In that three hours the reporter would actually write the story, check facts and make sure that things were accurate and fair.  Tape sped things up a bit, but there was still a lag from the story to air where the reporter could actually answer those pesky questions of who, what, when, where and why.

Moments of history communicated by Walter Cronkite?  The Kennedy Assassination, The Cuban Missile Crisis, The Viet Nam War, Apollo 11, Watergate, The Iran Hostage Crisis.  You name it from 1937 onwards, and Uncle Walter was probably there and reported on it.  Lyndon Johnson, after watching Cronkite comment on the futility of the war in Viet Nam, said “If we’ve lost Cronkite, we’ve lost the war.”

On February 14th 1980, Cronkite retired from CBS News, handing the reins over to that young punk from the Dallas-Kennedy Assassination coverage, Dan Rather.

In “retirement” he kept very busy, doing documentaries, voice-overs, writing, sailing and occasionally commenting on the state of the world.  A little slower of course, but still with measured, reasoned commentary in that voice that could only be Walter Cronkite. 

You could take any of his clips, even off the cuff casual remarks and transcribe them as a print story:  He spoke in complete sentences, likely a result of his years as a journalist, but also the result of having a brain that worked before the lips started moving, almost unheard of these days in our overwrought media landscape.

He passed away yesterday, having almost made it to the 40th anniversary of the Apollo 11 moon landing, his historic clips making the rounds of the media again. 

There won’t be a three-hour memorial at the Staples Center, with Mariah Carey singing, as Cronkite was a reporter, not a circus act.  We won’t see Rev. Al Sharpton or Brooke Shields delivering their heartfelt commentary over his remains.  Perhaps just as well.  I would imagine Cronkite would rise from the dead and bust some heads if anyone suggested it. 

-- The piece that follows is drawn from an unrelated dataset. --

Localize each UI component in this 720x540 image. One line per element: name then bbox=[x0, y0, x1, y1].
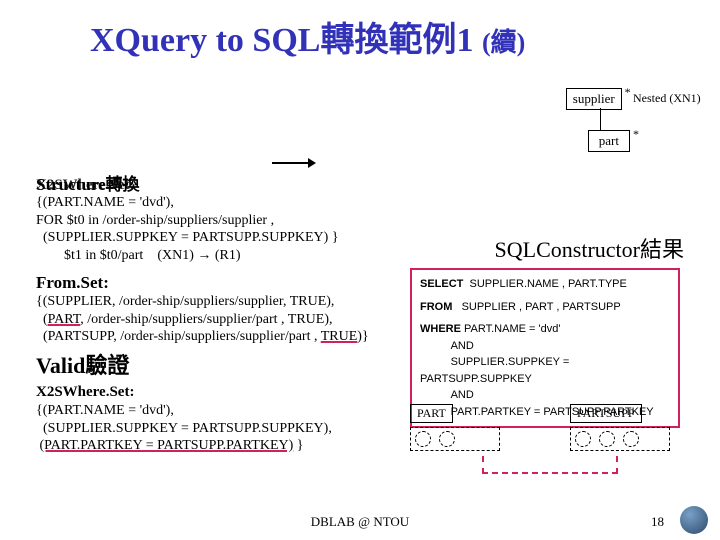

However, if you have a shred of respect for what real, fair, balanced, accurate reporting was and should now be, you’ll stop for a moment and reflect on Walter Cronkite gave to the world.  He gave us The Standard.     

And that’s the way it is. 

One response to ““And That’s The Way It Is…”

  1. The truth may lie somewhat distant from the legend. As always the question is how far.